We must also explore the multiple discourses regarding the commons and the community. It can still be useful to play the Devil’s advocate, as the satirist would do. This was always my own approach to co-management. I am supportive of basic principles but choose to be critical of particular solutions. With co-management, things that can go wrong without thorough planning. The Devil is in the detailed designs and practices, not in the principles where God resides.

There are many ways of looking at fisheries communities and their commons. The doom and gloom of the tragedy is not their only prospect, as the different literary genres suggest. Criticism may leave a question of “so what?” We should not expect that other people have the answer to the questions we raise. Criticism is constructive if it points towards solutions, as when we shift metaphor from the tragedy to the comedy or the romance of the commons. This would allow us to see the potential of community and collective action, which are absent in Hardin’s narrative.

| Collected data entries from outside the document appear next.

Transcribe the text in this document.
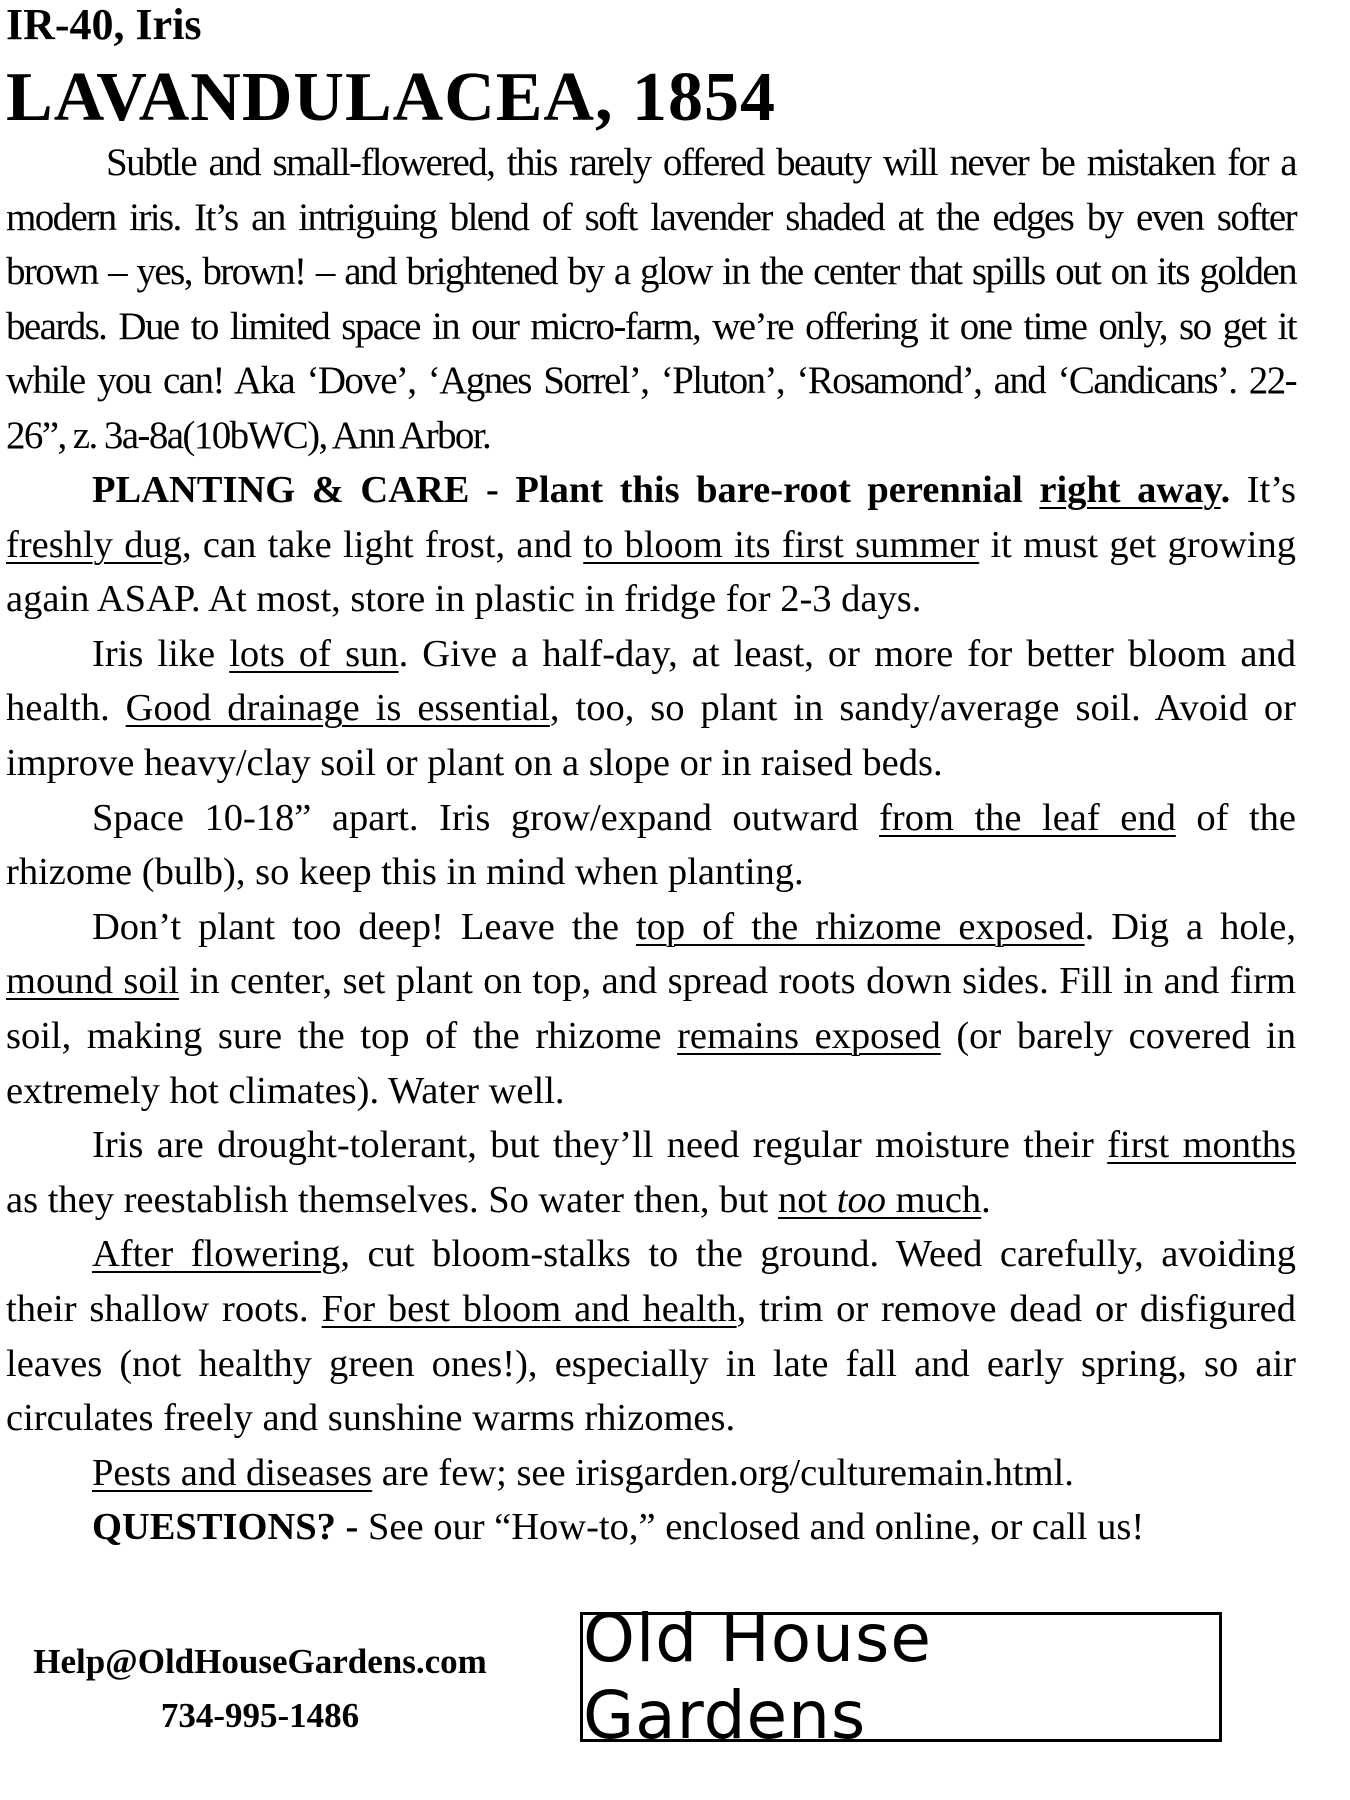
IR-40, Iris
LAVANDULACEA, 1854

Subtle and small-flowered, this rarely offered beauty will never be mistaken for a modern iris. It’s an intriguing blend of soft lavender shaded at the edges by even softer brown – yes, brown! – and brightened by a glow in the center that spills out on its golden beards. Due to limited space in our micro-farm, we’re offering it one time only, so get it while you can! Aka ‘Dove’, ‘Agnes Sorrel’, ‘Pluton’, ‘Rosamond’, and ‘Candicans’. 22-26”, z. 3a-8a(10bWC), Ann Arbor.

PLANTING & CARE - Plant this bare-root perennial right away. It’s freshly dug, can take light frost, and to bloom its first summer it must get growing again ASAP. At most, store in plastic in fridge for 2-3 days.

Iris like lots of sun. Give a half-day, at least, or more for better bloom and health. Good drainage is essential, too, so plant in sandy/average soil. Avoid or improve heavy/clay soil or plant on a slope or in raised beds.

Space 10-18” apart. Iris grow/expand outward from the leaf end of the rhizome (bulb), so keep this in mind when planting.

Don’t plant too deep! Leave the top of the rhizome exposed. Dig a hole, mound soil in center, set plant on top, and spread roots down sides. Fill in and firm soil, making sure the top of the rhizome remains exposed (or barely covered in extremely hot climates). Water well.

Iris are drought-tolerant, but they’ll need regular moisture their first months as they reestablish themselves. So water then, but not too much.

After flowering, cut bloom-stalks to the ground. Weed carefully, avoiding their shallow roots. For best bloom and health, trim or remove dead or disfigured leaves (not healthy green ones!), especially in late fall and early spring, so air circulates freely and sunshine warms rhizomes.

Pests and diseases are few; see irisgarden.org/culturemain.html.

QUESTIONS? - See our “How-to,” enclosed and online, or call us!

Help@OldHouseGardens.com
734-995-1486
Old House Gardens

Notably, communities are rarely idyllic and harmonious, but have inbuilt contradictions, inequities, and “idiocies” (of rural life), as Marx called it in the Communist Manifesto. If we forget to be critical, including of our own perspectives and solutions, we do not do our job, and may be rightfully labelled naïve romantics. Metaphors and literary genres are just ways of looking at, thinking and talking about reality, not reality itself. Our work should be of help to those who struggle for justice. Foucault (2003) argued that our work “should be an instrument for those who fight, who resist and refuse… It doesn’t have to lay down the law for the law… It is a challenge to what is.”Footnote 4

Still, I believe we are more effective if our criticism provides ideas about how things can be different, when we show that there are alternatives to the current order. We are not in the business of advocating panaceas, but we still have obligations to those who have legitimate expectations with regard to our contribution, like small-scale fishing people, showing them that things do not have to be the way they are—that there is nothing natural about the social systems that hold them down. Shifting metaphors can then be useful as a start.